Assisted by nine labour recruitment enterprises, the ministry plans to add 276,828 people to the workforce over the next five years - equivalent to 55,365 workers a year, Mr Laoly told local media.
But officials estimate this figure will be insufficient to meet the domestic labour demand and say it will be necessary to import foreign workers to ensure steady economic growth.
To achieve the ambitious goal of converting agriculture-based Laos into an industrialised nation, the ministry will endeavour to balance its labour recruitment drive by reducing the proportion of the workforce employed in agriculture from 75.1 percent at present to 70 percent by 2015.

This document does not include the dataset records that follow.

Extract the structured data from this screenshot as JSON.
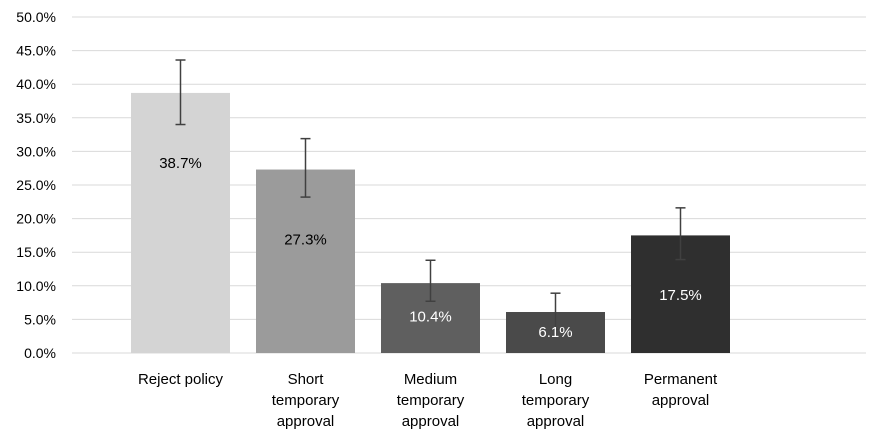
{
  "chart_data": {
    "type": "bar",
    "title": "",
    "xlabel": "",
    "ylabel": "",
    "ylim": [
      0,
      50
    ],
    "y_tick_step": 5,
    "y_tick_labels": [
      "0.0%",
      "5.0%",
      "10.0%",
      "15.0%",
      "20.0%",
      "25.0%",
      "30.0%",
      "35.0%",
      "40.0%",
      "45.0%",
      "50.0%"
    ],
    "grid": true,
    "legend": "none",
    "categories": [
      [
        "Reject policy"
      ],
      [
        "Short",
        "temporary",
        "approval"
      ],
      [
        "Medium",
        "temporary",
        "approval"
      ],
      [
        "Long",
        "temporary",
        "approval"
      ],
      [
        "Permanent",
        "approval"
      ]
    ],
    "values": [
      38.7,
      27.3,
      10.4,
      6.1,
      17.5
    ],
    "data_labels": [
      "38.7%",
      "27.3%",
      "10.4%",
      "6.1%",
      "17.5%"
    ],
    "error_low": [
      34.0,
      23.2,
      7.7,
      3.5,
      13.9
    ],
    "error_high": [
      43.6,
      31.9,
      13.8,
      8.9,
      21.6
    ],
    "bar_colors": [
      "#d4d4d4",
      "#9b9b9b",
      "#5f5f5f",
      "#4a4a4a",
      "#2f2f2f"
    ],
    "label_colors": [
      "#000000",
      "#000000",
      "#ffffff",
      "#ffffff",
      "#ffffff"
    ]
  }
}
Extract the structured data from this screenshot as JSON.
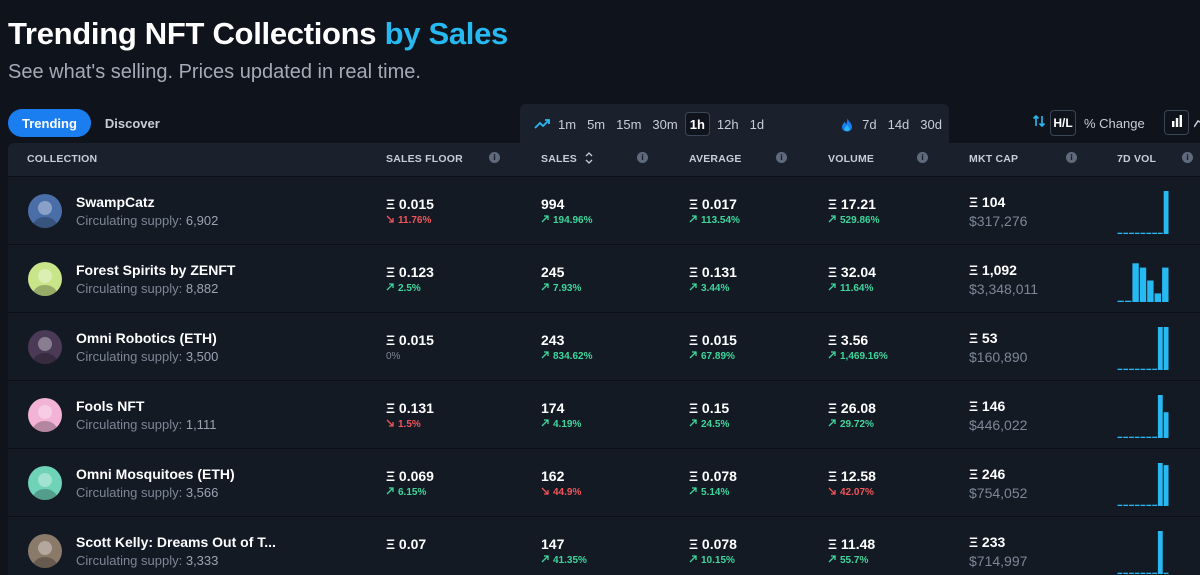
{
  "header": {
    "title": "Trending NFT Collections",
    "title_accent": "by Sales",
    "subtitle": "See what's selling. Prices updated in real time."
  },
  "tabs": [
    {
      "label": "Trending",
      "active": true
    },
    {
      "label": "Discover",
      "active": false
    }
  ],
  "time_filters": {
    "primary": [
      "1m",
      "5m",
      "15m",
      "30m",
      "1h",
      "12h",
      "1d"
    ],
    "active": "1h",
    "secondary": [
      "7d",
      "14d",
      "30d"
    ]
  },
  "toggle": {
    "hl_label": "H/L",
    "pct_label": "% Change"
  },
  "columns": {
    "collection": "COLLECTION",
    "sales_floor": "SALES FLOOR",
    "sales": "SALES",
    "average": "AVERAGE",
    "volume": "VOLUME",
    "mkt_cap": "MKT CAP",
    "vol7d": "7D VOL"
  },
  "eth_symbol": "Ξ",
  "supply_label": "Circulating supply:",
  "rows": [
    {
      "name": "SwampCatz",
      "supply": "6,902",
      "avatar": "#4a6fa8",
      "floor": "0.015",
      "floor_chg": "11.76%",
      "floor_dir": "down",
      "sales": "994",
      "sales_chg": "194.96%",
      "sales_dir": "up",
      "avg": "0.017",
      "avg_chg": "113.54%",
      "avg_dir": "up",
      "vol": "17.21",
      "vol_chg": "529.86%",
      "vol_dir": "up",
      "mcap_eth": "104",
      "mcap_usd": "$317,276",
      "spark": [
        0.03,
        0.03,
        0.03,
        0.03,
        0.03,
        0.03,
        0.03,
        0.03,
        1.0
      ]
    },
    {
      "name": "Forest Spirits by ZENFT",
      "supply": "8,882",
      "avatar": "#c8e58a",
      "floor": "0.123",
      "floor_chg": "2.5%",
      "floor_dir": "up",
      "sales": "245",
      "sales_chg": "7.93%",
      "sales_dir": "up",
      "avg": "0.131",
      "avg_chg": "3.44%",
      "avg_dir": "up",
      "vol": "32.04",
      "vol_chg": "11.64%",
      "vol_dir": "up",
      "mcap_eth": "1,092",
      "mcap_usd": "$3,348,011",
      "spark": [
        0.03,
        0.03,
        0.9,
        0.8,
        0.5,
        0.2,
        0.8
      ]
    },
    {
      "name": "Omni Robotics (ETH)",
      "supply": "3,500",
      "avatar": "#4a3a55",
      "floor": "0.015",
      "floor_chg": "0%",
      "floor_dir": "flat",
      "sales": "243",
      "sales_chg": "834.62%",
      "sales_dir": "up",
      "avg": "0.015",
      "avg_chg": "67.89%",
      "avg_dir": "up",
      "vol": "3.56",
      "vol_chg": "1,469.16%",
      "vol_dir": "up",
      "mcap_eth": "53",
      "mcap_usd": "$160,890",
      "spark": [
        0.03,
        0.03,
        0.03,
        0.03,
        0.03,
        0.03,
        0.03,
        1.0,
        1.0
      ]
    },
    {
      "name": "Fools NFT",
      "supply": "1,111",
      "avatar": "#f2b3d6",
      "floor": "0.131",
      "floor_chg": "1.5%",
      "floor_dir": "down",
      "sales": "174",
      "sales_chg": "4.19%",
      "sales_dir": "up",
      "avg": "0.15",
      "avg_chg": "24.5%",
      "avg_dir": "up",
      "vol": "26.08",
      "vol_chg": "29.72%",
      "vol_dir": "up",
      "mcap_eth": "146",
      "mcap_usd": "$446,022",
      "spark": [
        0.03,
        0.03,
        0.03,
        0.03,
        0.03,
        0.03,
        0.03,
        1.0,
        0.6
      ]
    },
    {
      "name": "Omni Mosquitoes (ETH)",
      "supply": "3,566",
      "avatar": "#6fd3b8",
      "floor": "0.069",
      "floor_chg": "6.15%",
      "floor_dir": "up",
      "sales": "162",
      "sales_chg": "44.9%",
      "sales_dir": "down",
      "avg": "0.078",
      "avg_chg": "5.14%",
      "avg_dir": "up",
      "vol": "12.58",
      "vol_chg": "42.07%",
      "vol_dir": "down",
      "mcap_eth": "246",
      "mcap_usd": "$754,052",
      "spark": [
        0.03,
        0.03,
        0.03,
        0.03,
        0.03,
        0.03,
        0.03,
        1.0,
        0.95
      ]
    },
    {
      "name": "Scott Kelly: Dreams Out of T...",
      "supply": "3,333",
      "avatar": "#8a7a6a",
      "floor": "0.07",
      "floor_chg": "",
      "floor_dir": "flat",
      "sales": "147",
      "sales_chg": "41.35%",
      "sales_dir": "up",
      "avg": "0.078",
      "avg_chg": "10.15%",
      "avg_dir": "up",
      "vol": "11.48",
      "vol_chg": "55.7%",
      "vol_dir": "up",
      "mcap_eth": "233",
      "mcap_usd": "$714,997",
      "spark": [
        0.03,
        0.03,
        0.03,
        0.03,
        0.03,
        0.03,
        0.03,
        1.0,
        0.03
      ]
    }
  ]
}
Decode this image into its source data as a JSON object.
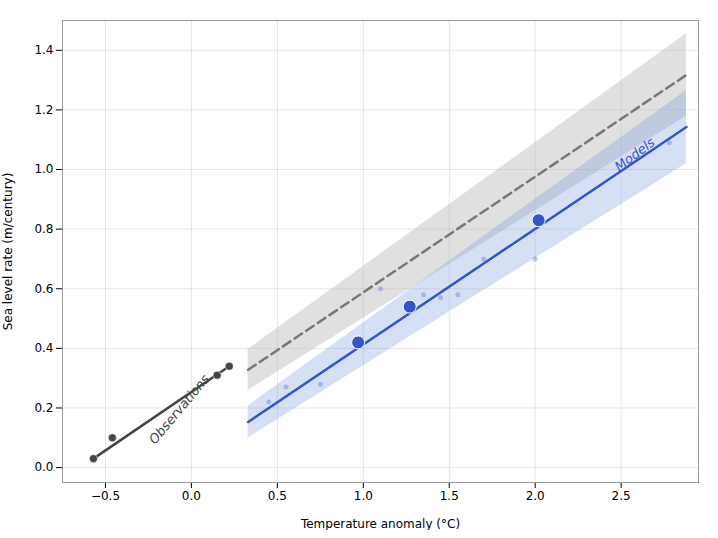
{
  "chart_data": {
    "type": "line",
    "xlabel": "Temperature anomaly (°C)",
    "ylabel": "Sea level rate (m/century)",
    "xlim": [
      -0.75,
      2.95
    ],
    "ylim": [
      -0.05,
      1.5
    ],
    "xticks": [
      {
        "value": -0.5,
        "label": "−0.5"
      },
      {
        "value": 0.0,
        "label": "0.0"
      },
      0.5,
      {
        "value": 1.0,
        "label": "1.0"
      },
      1.5,
      {
        "value": 2.0,
        "label": "2.0"
      },
      2.5
    ],
    "yticks": [
      {
        "value": 0.0,
        "label": "0.0"
      },
      0.2,
      0.4,
      0.6,
      0.8,
      {
        "value": 1.0,
        "label": "1.0"
      },
      1.2,
      1.4
    ],
    "grid": true,
    "series": [
      {
        "type": "area",
        "x": [
          0.33,
          2.88
        ],
        "lower": [
          0.25913,
          1.17968
        ],
        "upper": [
          0.39695,
          1.4552
        ],
        "color": "#bbbbbb"
      },
      {
        "type": "line",
        "x": [
          0.33,
          2.88
        ],
        "values": [
          0.32804,
          1.31744
        ],
        "color": "#777777",
        "line_style": "dashed"
      },
      {
        "type": "area",
        "x": [
          0.33,
          2.88
        ],
        "lower": [
          0.09913,
          1.01968
        ],
        "upper": [
          0.20695,
          1.2652
        ],
        "color": "#7799dd"
      },
      {
        "type": "line",
        "x": [
          0.33,
          2.88
        ],
        "values": [
          0.15304,
          1.14244
        ],
        "color": "#3355cc",
        "line_style": "solid"
      },
      {
        "type": "line",
        "x": [
          -0.57,
          0.22
        ],
        "values": [
          0.03,
          0.34
        ],
        "color": "#444444",
        "line_style": "solid"
      },
      {
        "type": "scatter",
        "x": [
          -0.57,
          -0.46,
          0.15,
          0.22
        ],
        "values": [
          0.03,
          0.1,
          0.31,
          0.34
        ],
        "color": "#444444",
        "marker": "crosshair"
      },
      {
        "type": "scatter",
        "x": [
          0.45,
          0.55,
          0.75,
          1.1,
          1.35,
          1.45,
          1.55,
          1.7,
          2.0,
          2.78
        ],
        "values": [
          0.22,
          0.27,
          0.28,
          0.6,
          0.58,
          0.57,
          0.58,
          0.7,
          0.7,
          1.09
        ],
        "color": "#3355cc",
        "marker": "point"
      },
      {
        "type": "scatter",
        "x": [
          0.97,
          1.27,
          2.02
        ],
        "values": [
          0.42,
          0.54,
          0.83
        ],
        "color": "#3355cc",
        "marker": "circle"
      }
    ],
    "annotations": [
      {
        "text": "Observations",
        "x": -0.07,
        "y": 0.195,
        "color": "#444444"
      },
      {
        "text": "Models",
        "x": 2.58,
        "y": 1.05,
        "color": "#3355cc"
      }
    ]
  }
}
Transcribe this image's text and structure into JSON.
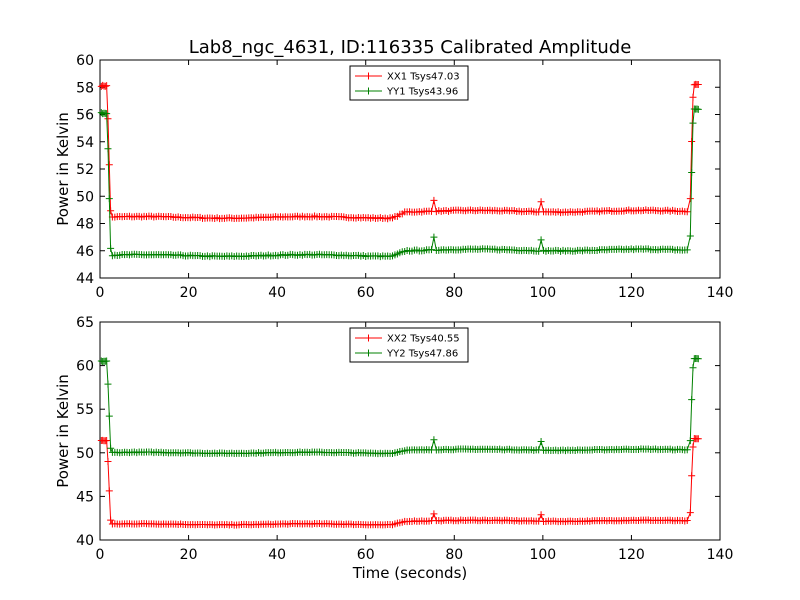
{
  "figure": {
    "title": "Lab8_ngc_4631, ID:116335 Calibrated Amplitude",
    "xlabel": "Time (seconds)"
  },
  "chart_data": [
    {
      "type": "line",
      "ylabel": "Power in Kelvin",
      "xlim": [
        0,
        140
      ],
      "ylim": [
        44,
        60
      ],
      "xticks": [
        0,
        20,
        40,
        60,
        80,
        100,
        120,
        140
      ],
      "yticks": [
        44,
        46,
        48,
        50,
        52,
        54,
        56,
        58,
        60
      ],
      "legend_position": "top-center",
      "series": [
        {
          "name": "XX1 Tsys47.03",
          "color": "#ff0000",
          "profile": {
            "start": 58.1,
            "base": 48.45,
            "mid": 48.9,
            "end": 58.2,
            "spike_75": 49.7,
            "spike_100": 49.6
          }
        },
        {
          "name": "YY1 Tsys43.96",
          "color": "#008000",
          "profile": {
            "start": 56.1,
            "base": 45.65,
            "mid": 46.05,
            "end": 56.4,
            "spike_75": 47.0,
            "spike_100": 46.8
          }
        }
      ]
    },
    {
      "type": "line",
      "ylabel": "Power in Kelvin",
      "xlim": [
        0,
        140
      ],
      "ylim": [
        40,
        65
      ],
      "xticks": [
        0,
        20,
        40,
        60,
        80,
        100,
        120,
        140
      ],
      "yticks": [
        40,
        45,
        50,
        55,
        60,
        65
      ],
      "legend_position": "top-center",
      "series": [
        {
          "name": "XX2 Tsys40.55",
          "color": "#ff0000",
          "profile": {
            "start": 51.4,
            "base": 41.8,
            "mid": 42.2,
            "end": 51.6,
            "spike_75": 43.0,
            "spike_100": 42.9
          }
        },
        {
          "name": "YY2 Tsys47.86",
          "color": "#008000",
          "profile": {
            "start": 60.5,
            "base": 50.0,
            "mid": 50.35,
            "end": 60.8,
            "spike_75": 51.5,
            "spike_100": 51.3
          }
        }
      ]
    }
  ]
}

The number of people working in the industrial sector is set to increase from 5.5 percent to 7 percent, while manpower in the services sector is targeted for an increase from 19.5 percent to 23 percent over the same period.
In 1985, the proportion of the population working in agriculture was 89.2 percent, with industry and construction accounting for only one percent of the total workforce and services only 2.74 percent.
Since the Lao PDR was founded in 1975, almost 200,000 workers have been trained in various vocational skills and 1,041,661 Lao people have been recruited into jobs, Mr Laoly said.
In regards to social insurance, 11.74 percent of the population has access to social insurance, according to 2009 statistics when the nation's population was 6,127,910. The ministry plans to increase health insurance coverage to 50 percent of the entire population by 2015.